8.6 Example 4: Chi-Squared
Identify response, explanatory, and moderating variables
- Categorical response variable = Ever smoked (variable
eversmoke_c
- Categorical explanatory variable = General Health (variable
genhealth
- Categorical Potential Moderator = Gender (variable
female5_c
Visualize the relationship between smoking and general health across the entire sample.
plot_xtab(addhealth$genhealth, addhealth$eversmoke_c,
show.total = FALSE, margin = "row") +
ggtitle("Overall")
fem <- addhealth %>% filter(female_c == "Female")
mal <- addhealth %>% filter(female_c == "Male")
fem.plot <- plot_xtab(fem$genhealth, fem$eversmoke_c,
show.total = FALSE, margin = "row") +
ggtitle("Females only")
mal.plot <- plot_xtab(mal$genhealth, mal$eversmoke_c,
show.total = FALSE, margin = "row") +
ggtitle("Males only")
gridExtra::grid.arrange(fem.plot, mal.plot)
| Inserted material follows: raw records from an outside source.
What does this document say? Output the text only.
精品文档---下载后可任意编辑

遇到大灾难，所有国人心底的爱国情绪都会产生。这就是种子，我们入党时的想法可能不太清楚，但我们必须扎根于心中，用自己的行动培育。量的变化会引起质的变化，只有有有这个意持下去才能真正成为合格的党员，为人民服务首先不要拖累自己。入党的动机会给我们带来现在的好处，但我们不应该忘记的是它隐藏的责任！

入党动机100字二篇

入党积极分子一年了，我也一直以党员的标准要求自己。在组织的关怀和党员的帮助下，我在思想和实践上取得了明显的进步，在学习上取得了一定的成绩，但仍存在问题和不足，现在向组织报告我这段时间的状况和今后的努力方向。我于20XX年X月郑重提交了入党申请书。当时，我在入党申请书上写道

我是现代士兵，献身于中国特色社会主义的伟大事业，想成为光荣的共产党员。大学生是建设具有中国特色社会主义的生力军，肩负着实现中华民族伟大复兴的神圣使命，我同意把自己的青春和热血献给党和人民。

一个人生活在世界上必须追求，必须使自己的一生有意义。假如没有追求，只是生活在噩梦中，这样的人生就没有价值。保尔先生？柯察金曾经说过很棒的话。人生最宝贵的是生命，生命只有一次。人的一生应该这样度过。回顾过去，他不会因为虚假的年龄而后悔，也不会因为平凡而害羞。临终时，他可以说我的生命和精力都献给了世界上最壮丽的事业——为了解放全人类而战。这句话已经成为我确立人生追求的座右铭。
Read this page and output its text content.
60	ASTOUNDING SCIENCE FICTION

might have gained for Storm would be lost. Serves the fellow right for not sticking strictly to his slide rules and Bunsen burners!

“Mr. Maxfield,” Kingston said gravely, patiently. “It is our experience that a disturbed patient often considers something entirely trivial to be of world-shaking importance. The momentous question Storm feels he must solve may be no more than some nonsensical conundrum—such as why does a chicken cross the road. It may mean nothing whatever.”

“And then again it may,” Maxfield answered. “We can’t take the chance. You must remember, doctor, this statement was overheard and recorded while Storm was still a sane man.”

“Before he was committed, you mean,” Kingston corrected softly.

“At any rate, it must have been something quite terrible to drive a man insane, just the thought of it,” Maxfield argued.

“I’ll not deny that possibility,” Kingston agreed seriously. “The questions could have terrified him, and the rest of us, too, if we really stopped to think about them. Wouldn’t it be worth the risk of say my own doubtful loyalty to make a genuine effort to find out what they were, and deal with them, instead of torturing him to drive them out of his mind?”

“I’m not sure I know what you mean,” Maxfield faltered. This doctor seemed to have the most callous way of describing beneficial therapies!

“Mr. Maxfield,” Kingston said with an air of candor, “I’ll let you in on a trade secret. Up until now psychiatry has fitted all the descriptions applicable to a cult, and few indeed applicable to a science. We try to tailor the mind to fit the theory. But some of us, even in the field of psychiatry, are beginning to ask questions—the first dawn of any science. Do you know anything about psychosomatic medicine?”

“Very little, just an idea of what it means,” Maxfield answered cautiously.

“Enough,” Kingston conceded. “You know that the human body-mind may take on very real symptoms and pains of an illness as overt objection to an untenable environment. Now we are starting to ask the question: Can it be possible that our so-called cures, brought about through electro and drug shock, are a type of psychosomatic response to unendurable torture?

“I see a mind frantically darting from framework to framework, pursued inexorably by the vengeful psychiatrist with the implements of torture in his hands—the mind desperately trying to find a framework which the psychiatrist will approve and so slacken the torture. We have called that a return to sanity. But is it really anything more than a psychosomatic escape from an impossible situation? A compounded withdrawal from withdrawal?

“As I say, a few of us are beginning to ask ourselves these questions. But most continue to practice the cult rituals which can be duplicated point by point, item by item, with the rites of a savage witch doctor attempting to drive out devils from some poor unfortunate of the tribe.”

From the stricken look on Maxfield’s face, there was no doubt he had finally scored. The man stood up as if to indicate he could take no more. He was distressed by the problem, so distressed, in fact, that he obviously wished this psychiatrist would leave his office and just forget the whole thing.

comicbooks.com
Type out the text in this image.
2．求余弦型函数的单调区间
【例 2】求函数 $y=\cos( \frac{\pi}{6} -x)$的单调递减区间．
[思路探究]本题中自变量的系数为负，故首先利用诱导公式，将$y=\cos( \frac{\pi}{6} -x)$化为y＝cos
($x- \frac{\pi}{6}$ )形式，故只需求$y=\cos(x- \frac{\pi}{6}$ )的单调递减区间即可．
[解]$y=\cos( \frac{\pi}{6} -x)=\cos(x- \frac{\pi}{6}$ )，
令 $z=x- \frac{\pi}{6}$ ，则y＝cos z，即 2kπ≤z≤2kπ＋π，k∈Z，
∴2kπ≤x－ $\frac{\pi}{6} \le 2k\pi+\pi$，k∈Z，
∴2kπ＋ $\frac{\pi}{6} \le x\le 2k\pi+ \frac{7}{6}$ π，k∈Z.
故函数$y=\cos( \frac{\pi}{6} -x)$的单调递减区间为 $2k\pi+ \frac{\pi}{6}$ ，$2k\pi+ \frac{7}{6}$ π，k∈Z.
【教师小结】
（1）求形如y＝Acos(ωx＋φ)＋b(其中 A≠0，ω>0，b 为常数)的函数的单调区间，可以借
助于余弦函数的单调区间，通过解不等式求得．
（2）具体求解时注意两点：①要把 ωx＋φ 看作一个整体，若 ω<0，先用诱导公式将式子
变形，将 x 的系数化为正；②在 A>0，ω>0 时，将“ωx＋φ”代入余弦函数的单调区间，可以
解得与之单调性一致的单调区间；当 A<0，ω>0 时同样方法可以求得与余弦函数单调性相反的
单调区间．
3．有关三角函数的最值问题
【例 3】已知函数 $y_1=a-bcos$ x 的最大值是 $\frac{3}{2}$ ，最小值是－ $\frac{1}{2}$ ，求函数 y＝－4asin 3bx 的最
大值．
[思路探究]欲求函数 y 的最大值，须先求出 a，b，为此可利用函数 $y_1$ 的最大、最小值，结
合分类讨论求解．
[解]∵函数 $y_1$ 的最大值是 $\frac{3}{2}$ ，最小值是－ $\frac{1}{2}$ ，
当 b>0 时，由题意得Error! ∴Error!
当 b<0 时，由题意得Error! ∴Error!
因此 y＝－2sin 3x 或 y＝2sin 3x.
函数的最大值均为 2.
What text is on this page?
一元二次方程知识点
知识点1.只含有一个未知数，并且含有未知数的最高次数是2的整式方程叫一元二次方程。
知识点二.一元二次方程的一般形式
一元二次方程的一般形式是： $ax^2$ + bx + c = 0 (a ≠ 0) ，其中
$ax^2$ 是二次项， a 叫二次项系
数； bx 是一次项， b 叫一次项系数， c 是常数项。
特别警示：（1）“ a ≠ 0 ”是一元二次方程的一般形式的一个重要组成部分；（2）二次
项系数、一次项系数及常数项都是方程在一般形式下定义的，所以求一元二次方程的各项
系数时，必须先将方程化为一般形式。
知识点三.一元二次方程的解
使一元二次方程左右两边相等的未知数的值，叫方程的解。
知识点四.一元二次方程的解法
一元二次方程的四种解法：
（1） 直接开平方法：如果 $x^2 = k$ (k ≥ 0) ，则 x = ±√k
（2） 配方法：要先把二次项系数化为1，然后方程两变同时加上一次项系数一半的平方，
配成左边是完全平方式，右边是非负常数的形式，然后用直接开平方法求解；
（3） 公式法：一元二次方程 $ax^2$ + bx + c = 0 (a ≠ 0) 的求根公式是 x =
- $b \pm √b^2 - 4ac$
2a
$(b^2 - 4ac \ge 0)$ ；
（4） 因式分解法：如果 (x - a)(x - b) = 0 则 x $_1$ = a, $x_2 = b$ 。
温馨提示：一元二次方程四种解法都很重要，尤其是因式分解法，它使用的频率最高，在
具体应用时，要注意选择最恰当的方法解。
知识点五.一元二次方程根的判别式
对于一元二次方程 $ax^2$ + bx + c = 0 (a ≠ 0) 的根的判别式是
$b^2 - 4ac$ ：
A general pattern is seen where the proportion of smokers increases as the level of general health decreases. This pattern is similar within males and females, but it is noteworthy that a higher proportion of non smokers are female.
Does being female change the relationship between smoking and general health? Is the distribution of smoking status (proportion of those who have ever smoked) equal across all levels of general health, for both males and females?
Fit both the original, and stratified models.
original
chisq.test(addhealth$eversmoke_c, addhealth$genhealth)
##
## Pearson's Chi-squared test
##
## data: addhealth$eversmoke_c and addhealth$genhealth
## X-squared = 30.795, df = 4, p-value = 3.371e-06
stratified
by(addhealth, addhealth$female_c, function(x) chisq.test(x$eversmoke_c, x$genhealth))
## addhealth$female_c: Male
##
## Pearson's Chi-squared test
##
## data: x$eversmoke_c and x$genhealth
## X-squared = 19.455, df = 4, p-value = 0.0006395
##
## ------------------------------------------------------------
## addhealth$female_c: Female
##
## Pearson's Chi-squared test
##
## data: x$eversmoke_c and x$genhealth
## X-squared = 19.998, df = 4, p-value = 0.0004998
Determine if the Third Variable is a moderator or not.
The relationship between smoking status and general health is significant in both the main effects and the stratified model. The distribution of smoking status across general health categories does not differ between females and males. Gender is not a moderator for this analysis.